Pemerintah Kota Yantai mengatakan bahwa makanan beku tersebut diimpor dan tiba di kota Dalian, China. Namun, mereka tidak memberi tahu asal-usul makanan itu.
Hasil laboratorium kami menyatakan, SARS-CoV-2 bisa bertahan di waktu dan temperatur yang diasosiasikan dengan kondisi transportasi dan penyimpanan dalam rantai perdagangan makanan internasional.
Adapun petugas bea cukai di Dalian menemukan kasus serupa pada kemasan udang beku yang diimpor dari Ekuador, Juli 2020. China kemudian menghentikan impor dari tiga produsen udang di Ekuador.
Selain itu, otoritas bea dan cukai China pada awal Juli 2020 menyatakan, perusahaan-perusahaan pengolah daging di beberapa negara telah menangguhkan ekspor ke China sejak akhir Juni 2020. Negara-negara itu mencakup Brasil, Argentina, Jerman, Kanada, dan Belanda. Langkah tersebut diambil Beijing karena banyak kasus infeksi Covid-19 muncul dari pabrik pengolahan makanan di luar negeri (Kompas.id, 3/7/2020).
Kemungkinan infeksi rendah
Pusat Pengendalian dan Pencegahan Penyakit (CDC) Amerika Serikat menyatakan, ada kemungkinan rendah seseorang terinfeksi Covid-19 karena menangani dan mengonsumsi makanan yang terpapar virus. Belum ada penelitian yang menyatakan Covid-19 bisa ditularkan melalui makanan.

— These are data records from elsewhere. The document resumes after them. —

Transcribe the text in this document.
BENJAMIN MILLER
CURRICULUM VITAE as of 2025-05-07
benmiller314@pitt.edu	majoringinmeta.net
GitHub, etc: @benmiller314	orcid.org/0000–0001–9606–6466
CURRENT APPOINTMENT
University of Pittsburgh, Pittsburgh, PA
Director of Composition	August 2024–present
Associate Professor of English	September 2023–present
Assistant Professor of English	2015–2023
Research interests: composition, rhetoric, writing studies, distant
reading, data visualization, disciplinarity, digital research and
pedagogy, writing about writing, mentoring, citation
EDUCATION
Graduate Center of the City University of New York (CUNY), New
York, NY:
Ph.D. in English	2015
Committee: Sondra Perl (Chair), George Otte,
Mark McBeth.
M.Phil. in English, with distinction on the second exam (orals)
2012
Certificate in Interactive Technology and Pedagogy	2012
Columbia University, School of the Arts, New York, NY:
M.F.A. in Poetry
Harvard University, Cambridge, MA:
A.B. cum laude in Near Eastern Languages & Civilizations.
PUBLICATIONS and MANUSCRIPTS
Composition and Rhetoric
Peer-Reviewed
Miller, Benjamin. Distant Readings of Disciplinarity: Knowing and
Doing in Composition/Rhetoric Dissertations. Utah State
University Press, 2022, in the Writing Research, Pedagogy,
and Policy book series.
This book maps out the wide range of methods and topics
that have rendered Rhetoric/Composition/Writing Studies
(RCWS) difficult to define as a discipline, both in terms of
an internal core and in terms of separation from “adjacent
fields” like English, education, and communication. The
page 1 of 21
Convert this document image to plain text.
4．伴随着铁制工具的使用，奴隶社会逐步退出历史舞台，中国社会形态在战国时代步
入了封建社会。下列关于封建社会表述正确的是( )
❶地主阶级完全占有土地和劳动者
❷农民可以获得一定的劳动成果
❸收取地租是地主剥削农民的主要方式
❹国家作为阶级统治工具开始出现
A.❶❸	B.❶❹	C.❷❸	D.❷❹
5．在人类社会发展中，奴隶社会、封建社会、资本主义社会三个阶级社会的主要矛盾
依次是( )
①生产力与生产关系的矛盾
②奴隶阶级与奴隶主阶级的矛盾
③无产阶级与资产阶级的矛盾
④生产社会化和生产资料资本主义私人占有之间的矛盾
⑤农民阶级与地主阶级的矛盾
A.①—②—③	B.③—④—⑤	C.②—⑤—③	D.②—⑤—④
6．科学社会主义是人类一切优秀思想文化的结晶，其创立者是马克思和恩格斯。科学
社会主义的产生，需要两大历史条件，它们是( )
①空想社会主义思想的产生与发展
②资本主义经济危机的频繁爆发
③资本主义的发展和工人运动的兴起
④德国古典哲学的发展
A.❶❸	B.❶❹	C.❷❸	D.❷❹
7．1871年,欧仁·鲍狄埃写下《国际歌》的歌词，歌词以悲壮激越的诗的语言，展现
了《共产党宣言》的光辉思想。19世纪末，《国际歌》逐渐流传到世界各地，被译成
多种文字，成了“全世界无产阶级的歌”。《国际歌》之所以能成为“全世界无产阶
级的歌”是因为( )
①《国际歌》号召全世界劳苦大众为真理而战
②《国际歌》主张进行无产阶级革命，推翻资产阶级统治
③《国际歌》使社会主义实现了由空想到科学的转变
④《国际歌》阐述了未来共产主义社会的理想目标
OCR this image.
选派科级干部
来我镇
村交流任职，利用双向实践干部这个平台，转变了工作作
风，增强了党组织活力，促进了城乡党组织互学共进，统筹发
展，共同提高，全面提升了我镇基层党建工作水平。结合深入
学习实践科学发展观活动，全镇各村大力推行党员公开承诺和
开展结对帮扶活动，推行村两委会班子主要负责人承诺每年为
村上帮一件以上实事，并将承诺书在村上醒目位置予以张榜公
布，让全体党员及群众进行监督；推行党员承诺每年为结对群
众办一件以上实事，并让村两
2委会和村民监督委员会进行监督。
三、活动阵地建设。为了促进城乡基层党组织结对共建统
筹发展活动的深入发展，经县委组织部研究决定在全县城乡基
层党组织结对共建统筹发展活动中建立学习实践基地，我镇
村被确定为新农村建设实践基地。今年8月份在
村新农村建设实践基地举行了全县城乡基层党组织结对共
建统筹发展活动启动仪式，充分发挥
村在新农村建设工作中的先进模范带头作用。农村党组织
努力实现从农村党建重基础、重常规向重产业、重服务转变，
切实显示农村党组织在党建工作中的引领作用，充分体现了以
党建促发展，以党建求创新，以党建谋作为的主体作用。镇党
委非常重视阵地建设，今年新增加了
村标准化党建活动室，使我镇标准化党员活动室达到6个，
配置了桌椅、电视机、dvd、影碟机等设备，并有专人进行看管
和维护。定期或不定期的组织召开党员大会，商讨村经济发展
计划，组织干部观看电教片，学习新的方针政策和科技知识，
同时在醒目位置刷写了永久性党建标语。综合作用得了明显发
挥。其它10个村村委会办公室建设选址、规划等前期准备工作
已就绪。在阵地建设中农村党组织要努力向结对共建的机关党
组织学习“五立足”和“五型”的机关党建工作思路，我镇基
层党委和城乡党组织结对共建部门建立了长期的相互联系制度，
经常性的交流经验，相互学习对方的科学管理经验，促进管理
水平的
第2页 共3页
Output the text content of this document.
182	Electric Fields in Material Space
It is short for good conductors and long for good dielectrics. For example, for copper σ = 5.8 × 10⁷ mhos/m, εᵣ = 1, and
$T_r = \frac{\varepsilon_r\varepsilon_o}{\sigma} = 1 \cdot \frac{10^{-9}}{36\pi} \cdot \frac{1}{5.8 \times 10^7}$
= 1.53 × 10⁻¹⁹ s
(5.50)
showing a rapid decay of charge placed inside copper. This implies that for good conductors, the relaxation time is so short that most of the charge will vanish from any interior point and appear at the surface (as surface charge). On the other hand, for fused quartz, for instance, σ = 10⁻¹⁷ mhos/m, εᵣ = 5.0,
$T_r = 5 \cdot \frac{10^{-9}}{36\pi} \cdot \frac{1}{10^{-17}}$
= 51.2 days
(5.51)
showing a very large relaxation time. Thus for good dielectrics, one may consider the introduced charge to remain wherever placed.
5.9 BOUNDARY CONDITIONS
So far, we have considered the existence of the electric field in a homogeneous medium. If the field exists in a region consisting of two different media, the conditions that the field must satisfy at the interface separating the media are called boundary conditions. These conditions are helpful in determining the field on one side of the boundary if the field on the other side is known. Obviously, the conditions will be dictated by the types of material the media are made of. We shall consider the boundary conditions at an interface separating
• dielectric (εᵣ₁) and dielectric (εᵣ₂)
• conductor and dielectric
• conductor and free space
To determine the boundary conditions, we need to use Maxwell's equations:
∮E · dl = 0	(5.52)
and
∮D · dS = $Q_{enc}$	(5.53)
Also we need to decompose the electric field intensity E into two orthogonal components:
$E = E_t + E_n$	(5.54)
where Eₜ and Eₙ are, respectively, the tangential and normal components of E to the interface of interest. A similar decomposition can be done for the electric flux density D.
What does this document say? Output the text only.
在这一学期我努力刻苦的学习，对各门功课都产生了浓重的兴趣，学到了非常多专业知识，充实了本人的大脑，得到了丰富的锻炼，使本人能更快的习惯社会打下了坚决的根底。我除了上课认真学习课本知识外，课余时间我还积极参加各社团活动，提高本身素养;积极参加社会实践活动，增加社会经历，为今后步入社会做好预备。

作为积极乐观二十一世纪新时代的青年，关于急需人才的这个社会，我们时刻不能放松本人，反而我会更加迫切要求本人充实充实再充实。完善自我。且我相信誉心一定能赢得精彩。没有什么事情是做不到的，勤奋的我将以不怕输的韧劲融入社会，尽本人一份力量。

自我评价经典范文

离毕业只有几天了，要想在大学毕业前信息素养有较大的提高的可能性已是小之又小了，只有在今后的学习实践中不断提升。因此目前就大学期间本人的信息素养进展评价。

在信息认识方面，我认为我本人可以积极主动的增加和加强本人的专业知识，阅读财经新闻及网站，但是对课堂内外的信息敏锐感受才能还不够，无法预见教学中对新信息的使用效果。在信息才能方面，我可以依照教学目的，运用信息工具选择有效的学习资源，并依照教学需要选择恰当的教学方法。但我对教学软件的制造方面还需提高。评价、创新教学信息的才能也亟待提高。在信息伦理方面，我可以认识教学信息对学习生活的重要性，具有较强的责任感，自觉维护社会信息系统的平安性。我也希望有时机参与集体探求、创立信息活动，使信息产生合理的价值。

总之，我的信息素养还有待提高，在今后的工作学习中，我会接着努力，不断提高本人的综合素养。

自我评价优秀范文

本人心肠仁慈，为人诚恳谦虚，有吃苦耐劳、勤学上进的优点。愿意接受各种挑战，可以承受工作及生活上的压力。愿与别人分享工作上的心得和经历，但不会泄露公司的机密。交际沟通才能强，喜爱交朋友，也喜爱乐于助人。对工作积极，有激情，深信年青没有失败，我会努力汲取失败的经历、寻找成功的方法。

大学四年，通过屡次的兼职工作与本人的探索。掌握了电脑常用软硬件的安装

Hingga kini, peneliti meyakini virus korona baru menyebar antarmanusia melalui percikan (droplet). Percikan dihasilkan oleh seseorang ketika bicara, menyanyi, bersin, dan batuk.
CDC mengakui ada kemungkinan seseorang terpapar virus setelah menyentuh permukaan benda yang terpapar virus. Terlebih, jika seseorang menyentuh mata, hidung, dan mulut setelah menyentuh benda itu. Namun, ini dinilai bukan cara utama virus menyebar. Hal serupa diyakini pula oleh Organisasi Kesehatan Dunia (WHO).
”Tidak ada bukti bahwa makanan atau rantai makanan berkontribusi pada transmisi virus ini (SARS-CoV-2),” kata Direktur Eksekutif Program Kesehatan Darurat WHO Mike Ryan dalam sebuah konferensi pers.
Adrian Kang Eng Zheng, salah satu peneliti, melalui jurnal di atas, menyatakan pentingnya menjaga lingkungan kerja pengolahan daging. Protokol kesehatan harus tetap dilakukan, seperti sering cuci tangan serta membersihkan permukaan benda dan peralatan yang berkontak dengan makanan.
”Protokol kebugaran tubuh pekerja harus ada. Pekerja yang sakit tidak boleh masuk,” ucapnya.